The Senate approved the final revised version of the NDAA by a vote of 86-13 on December 15, which was, ironically, Bill of Rights Day, “the 220-year anniversary of this revered document's addition to the U.S. Constitution in 1791, Anthony Gregory wrote on the Huffington Post. The NDAA contradicts the 14th Amendment’s due process requirement that says, “No state shall make or enforce any law which shall abridge the privileges or immunities of citizens of the United States; nor shall any state deprive any person of life, liberty, or property, without due process of law; nor deny to any person within its jurisdiction the equal protection of the laws.”

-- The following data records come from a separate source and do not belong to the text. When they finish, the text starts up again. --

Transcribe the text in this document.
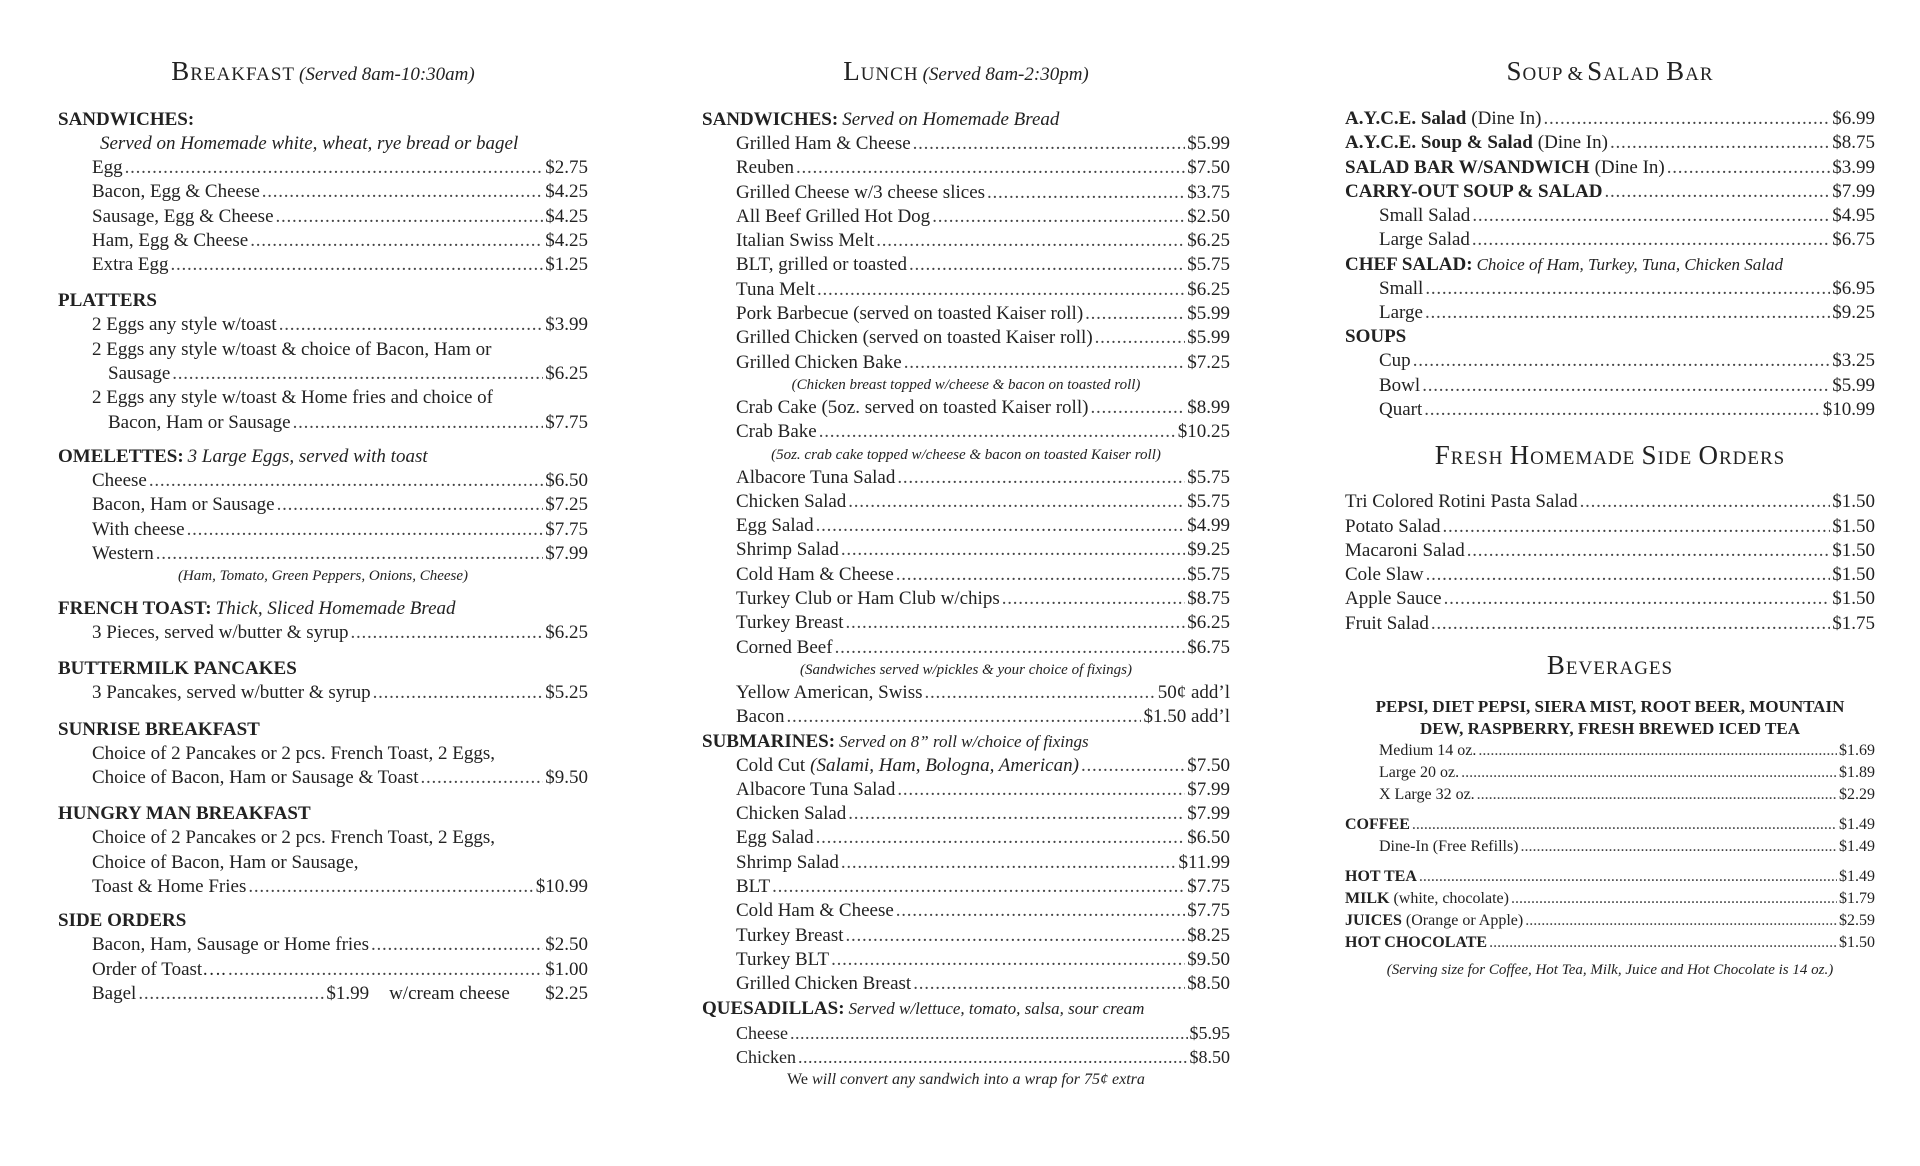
Breakfast (Served 8am-10:30am)
SANDWICHES:
Served on Homemade white, wheat, rye bread or bagel
Egg . . .	$2.75
Bacon, Egg & Cheese . . .	$4.25
Sausage, Egg & Cheese . . .	$4.25
Ham, Egg & Cheese . . .	$4.25
Extra Egg . . .	$1.25
PLATTERS
2 Eggs any style w/toast . . .	$3.99
2 Eggs any style w/toast & choice of Bacon, Ham or
Sausage . . .	$6.25
2 Eggs any style w/toast & Home fries and choice of
Bacon, Ham or Sausage . . .	$7.75
OMELETTES: 3 Large Eggs, served with toast
Cheese . . .	$6.50
Bacon, Ham or Sausage . . .	$7.25
With cheese . . .	$7.75
Western . . .	$7.99
(Ham, Tomato, Green Peppers, Onions, Cheese)
FRENCH TOAST: Thick, Sliced Homemade Bread
3 Pieces, served w/butter & syrup . . .	$6.25
BUTTERMILK PANCAKES
3 Pancakes, served w/butter & syrup . . .	$5.25
SUNRISE BREAKFAST
Choice of 2 Pancakes or 2 pcs. French Toast, 2 Eggs,
Choice of Bacon, Ham or Sausage & Toast . . .	$9.50
HUNGRY MAN BREAKFAST
Choice of 2 Pancakes or 2 pcs. French Toast, 2 Eggs,
Choice of Bacon, Ham or Sausage,
Toast & Home Fries . . .	$10.99
SIDE ORDERS
Bacon, Ham, Sausage or Home fries . . .	$2.50
Order of Toast…. . . .	$1.00
Bagel . . .	$1.99 w/cream cheese	$2.25
Lunch (Served 8am-2:30pm)
SANDWICHES: Served on Homemade Bread
Grilled Ham & Cheese . . .	$5.99
Reuben . . .	$7.50
Grilled Cheese w/3 cheese slices . . .	$3.75
All Beef Grilled Hot Dog . . .	$2.50
Italian Swiss Melt . . .	$6.25
BLT, grilled or toasted . . .	$5.75
Tuna Melt . . .	$6.25
Pork Barbecue (served on toasted Kaiser roll) . . .	$5.99
Grilled Chicken (served on toasted Kaiser roll) . . .	$5.99
Grilled Chicken Bake . . .	$7.25
(Chicken breast topped w/cheese & bacon on toasted roll)
Crab Cake (5oz. served on toasted Kaiser roll) . . .	$8.99
Crab Bake . . .	$10.25
(5oz. crab cake topped w/cheese & bacon on toasted Kaiser roll)
Albacore Tuna Salad . . .	$5.75
Chicken Salad . . .	$5.75
Egg Salad . . .	$4.99
Shrimp Salad . . .	$9.25
Cold Ham & Cheese . . .	$5.75
Turkey Club or Ham Club w/chips . . .	$8.75
Turkey Breast . . .	$6.25
Corned Beef . . .	$6.75
(Sandwiches served w/pickles & your choice of fixings)
Yellow American, Swiss . . .	50¢ add’l
Bacon . . .	$1.50 add’l
SUBMARINES: Served on 8” roll w/choice of fixings
Cold Cut (Salami, Ham, Bologna, American) . . .	$7.50
Albacore Tuna Salad . . .	$7.99
Chicken Salad . . .	$7.99
Egg Salad . . .	$6.50
Shrimp Salad . . .	$11.99
BLT . . .	$7.75
Cold Ham & Cheese . . .	$7.75
Turkey Breast . . .	$8.25
Turkey BLT . . .	$9.50
Grilled Chicken Breast . . .	$8.50
QUESADILLAS: Served w/lettuce, tomato, salsa, sour cream
Cheese . . .	$5.95
Chicken . . .	$8.50
We will convert any sandwich into a wrap for 75¢ extra
Soup & Salad Bar
A.Y.C.E. Salad (Dine In) . . .	$6.99
A.Y.C.E. Soup & Salad (Dine In) . . .	$8.75
SALAD BAR W/SANDWICH (Dine In) . . .	$3.99
CARRY-OUT SOUP & SALAD . . .	$7.99
Small Salad . . .	$4.95
Large Salad . . .	$6.75
CHEF SALAD: Choice of Ham, Turkey, Tuna, Chicken Salad
Small . . .	$6.95
Large . . .	$9.25
SOUPS
Cup . . .	$3.25
Bowl . . .	$5.99
Quart . . .	$10.99
Fresh Homemade Side Orders
Tri Colored Rotini Pasta Salad . . .	$1.50
Potato Salad . . .	$1.50
Macaroni Salad . . .	$1.50
Cole Slaw . . .	$1.50
Apple Sauce . . .	$1.50
Fruit Salad . . .	$1.75
Beverages
PEPSI, DIET PEPSI, SIERA MIST, ROOT BEER, MOUNTAIN
DEW, RASPBERRY, FRESH BREWED ICED TEA
Medium 14 oz. . . .	$1.69
Large 20 oz. . . .	$1.89
X Large 32 oz. . . .	$2.29
COFFEE . . .	$1.49
Dine-In (Free Refills) . . .	$1.49
HOT TEA . . .	$1.49
MILK (white, chocolate) . . .	$1.79
JUICES (Orange or Apple) . . .	$2.59
HOT CHOCOLATE . . .	$1.50
(Serving size for Coffee, Hot Tea, Milk, Juice and Hot Chocolate is 14 oz.)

The 13 senators included six Democrats, six Republicans, and one Independent. They were Dick Durbin (D-Ill.), Ben Cardin (D-Md.), Al Franken (D-Minn.), Tom Harkin (D-Iowa), Jeff Merkley (D-Ore.), Ron Wyden (D-Ore.), Bernie Sanders (I-Vt.), Jim Risch (R-Idaho), Rand Paul (R-Ky.), Mike Lee (R-Utah), Jim DeMint (R-S.C.), Mike Crapo (R-Idaho) and Tom Coburn (R-Okla.). Six more senators voted against the bill in the final vote than in the first vote on December 1. The bill then went to a conference committee and back to Congress where it was approved December 14 by a vote of 283-136.
Civil liberties groups are not happy that Obama backtracked from the veto threat. "The NDAA enshrines the war paradigm that has eroded the United States' human rights record and served it so poorly over the past decade as the country's primary counterterrorism tool," said Tom Parker, policy director of Amnesty International USA. "In doing so, the NDAA provides a framework for 'normalizing' indefinite detention and making Guantanamo a permanent feature of American life," he said, referring to a restriction in the measure on closing the Cuba prison for terror suspects. "By withdrawing his threat to veto the NDAA, President Obama has abandoned yet another principled position with little or nothing to show for it. Amnesty International is appalled – but regrettably not surprised."
Parker said the legislation also creates a tangle of competing counterterrorism jurisdictions that no one in Washington seems to understand. “Law enforcement agencies have a strong record countering terrorism since the 9/11 attacks and this new legislation will inevitably hobble their efforts.